Please join us as we will be working with Dr. Abigail Judge
starting Wednesday, June 1st, 9 AM – 10:30 AM
. This is the first of a four-part training series developed especially for behavioral health providers to learn how better support survivors of commercial sexual exploitation. You can register for this free series, here
. The remaining sessions are scheduled for June 8, 15, and 22
, from 9 AM – 10:30 AM
, via Zoom
Commercial sexual exploitation (CSE) frequently occurs in relationships of coercion, trauma bonding, and fierce emotional attachment. Understanding these relationships is critical to healing but can be a source of confusion, frustration, and burnout among service providers.

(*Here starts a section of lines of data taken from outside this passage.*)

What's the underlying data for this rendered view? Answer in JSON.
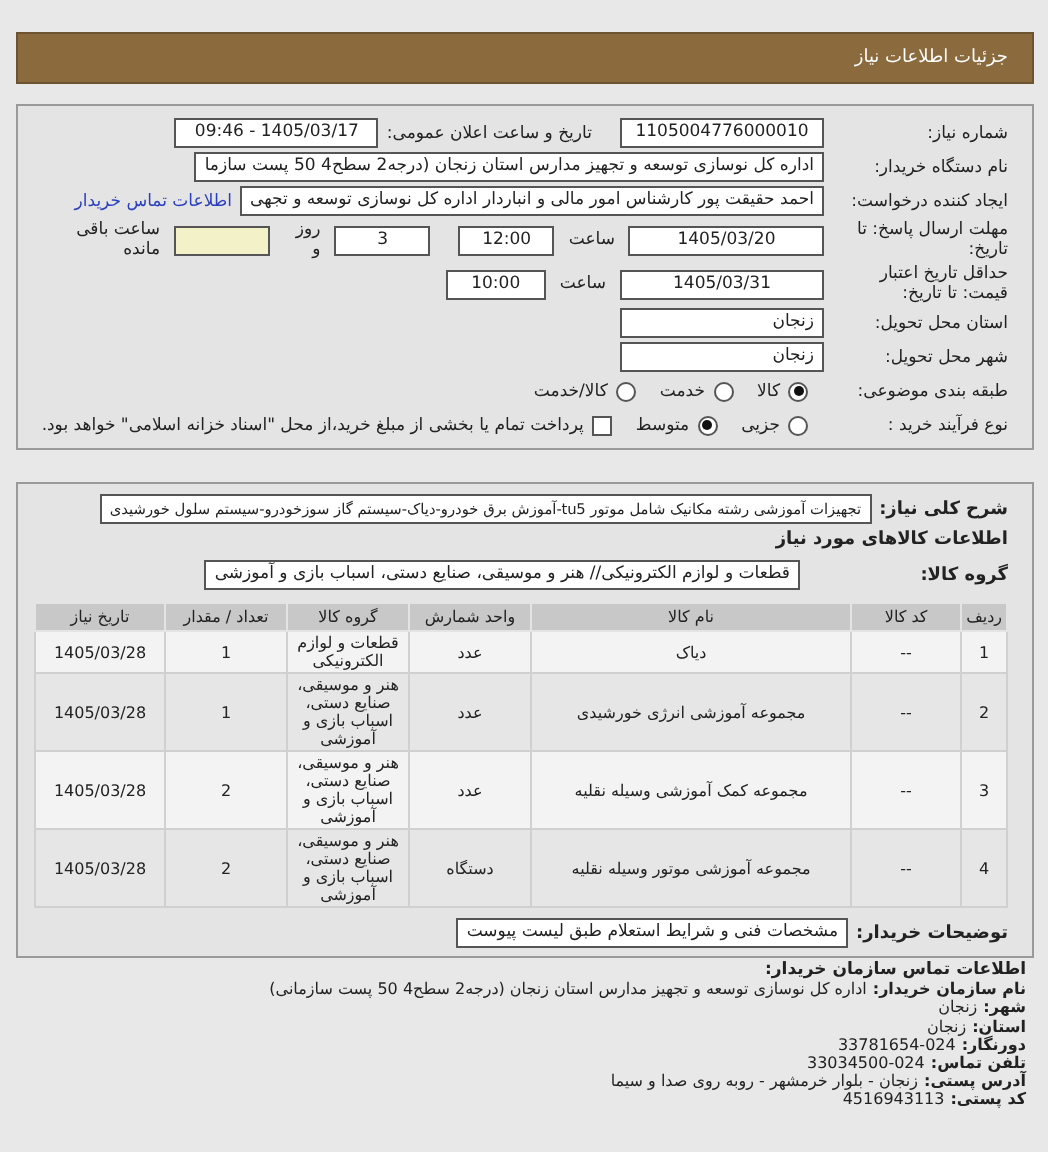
{
  "header": {
    "title": "جزئیات اطلاعات نیاز"
  },
  "need_number": {
    "label": "شماره نیاز:",
    "value": "1105004776000010"
  },
  "announce": {
    "label": "تاریخ و ساعت اعلان عمومی:",
    "value": "1405/03/17 - 09:46"
  },
  "buyer": {
    "label": "نام دستگاه خریدار:",
    "value": "اداره کل نوسازی   توسعه و تجهیز مدارس استان زنجان (درجه2  سطح4  50 پست سازما"
  },
  "requester": {
    "label": "ایجاد کننده درخواست:",
    "value": "احمد حقیقت پور کارشناس امور مالی و انباردار اداره کل نوسازی   توسعه و تجهی",
    "link": "اطلاعات تماس خریدار"
  },
  "deadline": {
    "label": "مهلت ارسال پاسخ: تا تاریخ:",
    "date": "1405/03/20",
    "time_label": "ساعت",
    "time": "12:00",
    "days": "3",
    "days_label": "روز و",
    "hours_label": "ساعت باقی مانده"
  },
  "validity": {
    "label": "حداقل تاریخ اعتبار قیمت: تا تاریخ:",
    "date": "1405/03/31",
    "time_label": "ساعت",
    "time": "10:00"
  },
  "province": {
    "label": "استان محل تحویل:",
    "value": "زنجان"
  },
  "city": {
    "label": "شهر محل تحویل:",
    "value": "زنجان"
  },
  "category": {
    "label": "طبقه بندی موضوعی:",
    "options": [
      {
        "label": "کالا",
        "selected": true
      },
      {
        "label": "خدمت",
        "selected": false
      },
      {
        "label": "کالا/خدمت",
        "selected": false
      }
    ]
  },
  "process": {
    "label": "نوع فرآیند خرید :",
    "options": [
      {
        "label": "جزیی",
        "selected": false
      },
      {
        "label": "متوسط",
        "selected": true
      }
    ],
    "payment": {
      "checked": false,
      "text": "پرداخت تمام یا بخشی از مبلغ خرید،از محل \"اسناد خزانه اسلامی\" خواهد بود."
    }
  },
  "description": {
    "label": "شرح کلی نیاز:",
    "value": "تجهیزات آموزشی رشته مکانیک شامل موتور tu5-آموزش برق خودرو-دیاک-سیستم گاز سوزخودرو-سیستم سلول خورشیدی"
  },
  "items_heading": "اطلاعات کالاهای مورد نیاز",
  "goods_group": {
    "label": "گروه کالا:",
    "value": "قطعات و لوازم الکترونیکی// هنر و موسیقی، صنایع دستی، اسباب بازی و آموزشی"
  },
  "table": {
    "columns": [
      "ردیف",
      "کد کالا",
      "نام کالا",
      "واحد شمارش",
      "گروه کالا",
      "تعداد / مقدار",
      "تاریخ نیاز"
    ],
    "rows": [
      [
        "1",
        "--",
        "دیاک",
        "عدد",
        "قطعات و لوازم الکترونیکی",
        "1",
        "1405/03/28"
      ],
      [
        "2",
        "--",
        "مجموعه آموزشی انرژی خورشیدی",
        "عدد",
        "هنر و موسیقی، صنایع دستی، اسباب بازی و آموزشی",
        "1",
        "1405/03/28"
      ],
      [
        "3",
        "--",
        "مجموعه کمک آموزشی وسیله نقلیه",
        "عدد",
        "هنر و موسیقی، صنایع دستی، اسباب بازی و آموزشی",
        "2",
        "1405/03/28"
      ],
      [
        "4",
        "--",
        "مجموعه آموزشی موتور وسیله نقلیه",
        "دستگاه",
        "هنر و موسیقی، صنایع دستی، اسباب بازی و آموزشی",
        "2",
        "1405/03/28"
      ]
    ]
  },
  "buyer_notes": {
    "label": "توضیحات خریدار:",
    "value": "مشخصات فنی و شرایط استعلام طبق لیست پیوست"
  },
  "contact": {
    "title": "اطلاعات تماس سازمان خریدار:",
    "lines": [
      {
        "label": "نام سازمان خریدار:",
        "value": "اداره کل نوسازی توسعه و تجهیز مدارس استان زنجان (درجه2 سطح4 50 پست سازمانی)"
      },
      {
        "label": "شهر:",
        "value": "زنجان"
      },
      {
        "label": "استان:",
        "value": "زنجان"
      },
      {
        "label": "دورنگار:",
        "value": "024-33781654"
      },
      {
        "label": "تلفن تماس:",
        "value": "024-33034500"
      },
      {
        "label": "آدرس پستی:",
        "value": "زنجان - بلوار خرمشهر - روبه روی صدا و سیما"
      },
      {
        "label": "کد پستی:",
        "value": "4516943113"
      }
    ]
  }
}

These sessions will go in-depth to focus on the complex psychological relationship between individual and exploiter and describe how professionals can build relationships of trust and mutuality when CSE is ongoing or historical. Since victims and survivors are unlikely to initially self-identify as exploited, or use these clinical terms, a specialized approach to creating shared language and engaging individuals at different phases of CSE will also be described.
Abigail Judge Ph.D. is a clinical and forensic psychologist at Massachusetts General Hospital (MGH) and in private practice, and she is on the faculty at Harvard Medical School. Dr. Judge’s hospital-based clinical work, scholarship, and teaching focus on improving the clinical response to women impacted by the continuum of commercial sexual exploitation and trafficking. Dr. Judge has worked with this population as a therapist, educator, court-appointed evaluator, and expert witness since 2009.
At MGH, Dr. Judge leads MGH Connect: A Project for Outreach and Recovery, which provides low threshold – that is more easily accessible and acceptable – psychological and peer support for women at the intersection of substance use and commercial sexual exploitation/sex trafficking, and is based at the MGH Bridge Clinic. In 2021, this project received a grant from the Office of the Massachusetts Attorney General to expand access for BIPOC women through survivor mentoring and engaging women detained at the Suffolk County House of Correction.